1. Loi du 17 mars 2013 réformant les régimes d'incapacité et instaurant un nouveau statut de protection conforme à la dignité humaine, M.B., 14-06-2013, p. 38132.

2. T. DELAHAYE., et F. HACHEZ., « La loi du 17 mars 2013 réformant les régimes d'incapacité et instaurant un nouveau statut de protection conforme à la dignité humaine », J.T., 2013, liv. 6527, 465-479.

3. F. REUSENS., « La scission de l'administration provisoire et la future réforme des incapacités », R.T.D.F., 2013/3, p. 747-752.

4. Voyez : F. DEGUEL, « La loi du 17 mars 2013 réformant les régimes d'incapacité et instaurant un nouveau statut de protection conforme à la dignité humaine: vers une simplification? », in Actualités de droit des personnes et des familles, Larcier, Bruxelles, Cup, Volume 141, 2013, p. 125 et suivantes.

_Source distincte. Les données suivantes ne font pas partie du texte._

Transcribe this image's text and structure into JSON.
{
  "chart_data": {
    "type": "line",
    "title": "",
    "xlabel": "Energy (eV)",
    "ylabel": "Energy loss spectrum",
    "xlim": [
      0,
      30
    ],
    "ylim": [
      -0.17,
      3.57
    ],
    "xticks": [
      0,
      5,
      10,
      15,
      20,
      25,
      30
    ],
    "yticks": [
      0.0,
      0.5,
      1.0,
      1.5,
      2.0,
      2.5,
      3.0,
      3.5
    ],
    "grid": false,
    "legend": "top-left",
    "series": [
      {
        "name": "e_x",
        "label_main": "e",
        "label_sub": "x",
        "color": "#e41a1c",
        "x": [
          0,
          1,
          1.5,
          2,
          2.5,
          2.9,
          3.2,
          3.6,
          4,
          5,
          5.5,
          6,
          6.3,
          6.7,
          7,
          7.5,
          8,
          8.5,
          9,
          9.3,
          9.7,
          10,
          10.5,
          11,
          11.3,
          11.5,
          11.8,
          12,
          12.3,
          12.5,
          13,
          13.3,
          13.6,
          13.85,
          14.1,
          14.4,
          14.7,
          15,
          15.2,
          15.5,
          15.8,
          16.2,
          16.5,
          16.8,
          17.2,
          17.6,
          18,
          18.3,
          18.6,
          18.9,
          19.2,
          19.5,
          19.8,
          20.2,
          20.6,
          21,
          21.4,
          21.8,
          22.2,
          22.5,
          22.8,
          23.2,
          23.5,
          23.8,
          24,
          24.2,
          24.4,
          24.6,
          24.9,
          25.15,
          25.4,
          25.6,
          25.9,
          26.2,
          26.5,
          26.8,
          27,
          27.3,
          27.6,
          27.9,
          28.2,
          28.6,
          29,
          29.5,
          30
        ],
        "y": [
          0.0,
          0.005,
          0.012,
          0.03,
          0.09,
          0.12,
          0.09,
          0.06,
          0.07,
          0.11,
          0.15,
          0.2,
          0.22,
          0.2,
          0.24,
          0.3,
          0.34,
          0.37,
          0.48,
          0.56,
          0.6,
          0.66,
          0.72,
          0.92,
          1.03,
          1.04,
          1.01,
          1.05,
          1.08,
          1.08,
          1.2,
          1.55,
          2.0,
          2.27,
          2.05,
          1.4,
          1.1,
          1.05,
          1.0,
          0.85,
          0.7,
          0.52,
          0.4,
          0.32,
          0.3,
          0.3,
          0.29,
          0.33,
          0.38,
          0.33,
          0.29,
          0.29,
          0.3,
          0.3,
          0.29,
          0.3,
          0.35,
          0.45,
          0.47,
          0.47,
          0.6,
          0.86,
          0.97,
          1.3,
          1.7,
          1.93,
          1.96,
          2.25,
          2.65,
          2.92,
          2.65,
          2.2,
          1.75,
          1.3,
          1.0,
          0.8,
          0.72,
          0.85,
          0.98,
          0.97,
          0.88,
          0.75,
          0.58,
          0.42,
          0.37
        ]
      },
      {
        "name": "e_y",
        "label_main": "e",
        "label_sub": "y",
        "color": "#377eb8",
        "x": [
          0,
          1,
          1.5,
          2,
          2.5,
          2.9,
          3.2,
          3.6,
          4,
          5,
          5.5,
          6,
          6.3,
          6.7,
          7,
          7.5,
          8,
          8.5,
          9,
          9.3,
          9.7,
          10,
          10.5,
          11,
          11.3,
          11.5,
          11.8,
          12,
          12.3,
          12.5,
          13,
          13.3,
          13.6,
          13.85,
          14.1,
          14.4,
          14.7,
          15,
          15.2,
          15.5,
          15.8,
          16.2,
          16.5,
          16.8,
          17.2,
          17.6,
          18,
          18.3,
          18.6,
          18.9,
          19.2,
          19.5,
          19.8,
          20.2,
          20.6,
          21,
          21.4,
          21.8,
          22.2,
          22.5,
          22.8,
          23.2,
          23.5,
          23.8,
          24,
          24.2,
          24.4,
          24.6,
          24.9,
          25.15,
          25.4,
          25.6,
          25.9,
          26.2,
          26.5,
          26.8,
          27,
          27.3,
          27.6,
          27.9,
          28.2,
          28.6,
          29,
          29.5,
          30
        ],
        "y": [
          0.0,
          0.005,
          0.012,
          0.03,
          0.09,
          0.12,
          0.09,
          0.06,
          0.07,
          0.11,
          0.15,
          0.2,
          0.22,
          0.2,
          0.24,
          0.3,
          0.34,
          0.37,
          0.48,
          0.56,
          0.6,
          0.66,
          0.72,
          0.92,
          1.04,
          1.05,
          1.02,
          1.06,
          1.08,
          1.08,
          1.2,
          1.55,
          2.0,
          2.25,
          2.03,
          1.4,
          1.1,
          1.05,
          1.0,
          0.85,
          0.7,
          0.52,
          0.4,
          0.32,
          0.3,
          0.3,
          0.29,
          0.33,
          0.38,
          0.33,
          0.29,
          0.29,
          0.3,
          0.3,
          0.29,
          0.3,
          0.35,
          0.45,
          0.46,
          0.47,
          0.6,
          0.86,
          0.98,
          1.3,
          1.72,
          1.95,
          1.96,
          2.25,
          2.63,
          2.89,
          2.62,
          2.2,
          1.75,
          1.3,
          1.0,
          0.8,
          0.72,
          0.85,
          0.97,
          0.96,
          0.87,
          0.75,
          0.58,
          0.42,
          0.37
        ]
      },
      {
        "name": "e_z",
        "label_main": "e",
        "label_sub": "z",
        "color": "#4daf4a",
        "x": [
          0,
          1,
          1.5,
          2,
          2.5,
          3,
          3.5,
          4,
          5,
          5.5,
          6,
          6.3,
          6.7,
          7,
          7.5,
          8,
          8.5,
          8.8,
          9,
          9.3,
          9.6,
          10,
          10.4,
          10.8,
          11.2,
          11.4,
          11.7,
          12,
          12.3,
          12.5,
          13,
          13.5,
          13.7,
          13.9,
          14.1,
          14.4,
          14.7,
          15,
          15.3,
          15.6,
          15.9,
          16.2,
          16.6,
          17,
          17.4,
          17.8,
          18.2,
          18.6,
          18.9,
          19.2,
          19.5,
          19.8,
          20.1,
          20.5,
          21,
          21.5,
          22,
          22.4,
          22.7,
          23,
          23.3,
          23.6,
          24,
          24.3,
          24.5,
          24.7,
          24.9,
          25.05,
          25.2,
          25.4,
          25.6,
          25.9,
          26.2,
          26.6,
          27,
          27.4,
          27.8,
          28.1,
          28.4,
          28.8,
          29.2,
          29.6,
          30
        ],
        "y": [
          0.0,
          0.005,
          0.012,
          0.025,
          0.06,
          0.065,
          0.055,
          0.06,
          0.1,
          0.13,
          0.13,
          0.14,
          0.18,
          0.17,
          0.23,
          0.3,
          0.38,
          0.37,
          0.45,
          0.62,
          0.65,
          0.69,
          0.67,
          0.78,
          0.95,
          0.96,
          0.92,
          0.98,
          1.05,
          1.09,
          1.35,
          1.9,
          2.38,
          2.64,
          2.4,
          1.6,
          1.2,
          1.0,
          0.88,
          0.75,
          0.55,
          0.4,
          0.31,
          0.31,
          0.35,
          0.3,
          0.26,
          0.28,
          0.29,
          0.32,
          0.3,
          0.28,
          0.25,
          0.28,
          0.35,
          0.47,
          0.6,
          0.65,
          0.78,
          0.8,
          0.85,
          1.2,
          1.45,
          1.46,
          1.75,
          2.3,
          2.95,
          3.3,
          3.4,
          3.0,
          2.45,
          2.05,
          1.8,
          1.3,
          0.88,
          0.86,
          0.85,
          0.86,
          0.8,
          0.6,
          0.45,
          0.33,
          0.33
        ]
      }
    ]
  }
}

5. Article 594, 16° du Code judiciaire.

6. Article 628, 3° du Code judiciaire.

7. Article 623 du Code judiciaire.

8. Il existe certaines exceptions lorsque la mesure est demandée en raison d'un état de prodigalité de la personne à protéger. Dans cette hypothèse, voyez l'article 1238 du Code judiciaire.

9. Article 1239 du Code judiciaire.

10. Article 1240 du Code judiciaire ; F. DEGUEL ET Y-H. LELEU, « L'administration provisoire », in Chronique de droit à l'usage des juges de paix et de police 2011, vol. 15, Bruges, La Charte, 2011, p. 48, n°3.

11. L. VAN KERKHOVEN,., « Réforme des régimes d'incapacité », B.S.J., 2014/528, p. 1.

12. Article 1241 du Code judiciaire.

13. Article 1243 du Code judiciaire.

14. Cass. (1re ch.) RG C.12.0388.F, 13 juin 2014 (O.X. / L.D.V., P.D.V., L.D.V.). www.cass.be

15. Y.H. LELEU., « Les innovations de la réforme de la protection des personnes vulnérables » in La protection des personnes vulnérables, Bruxelles, Bruylant, 2014, p. 5-25.

16. Article 1249 du Code judiciaire.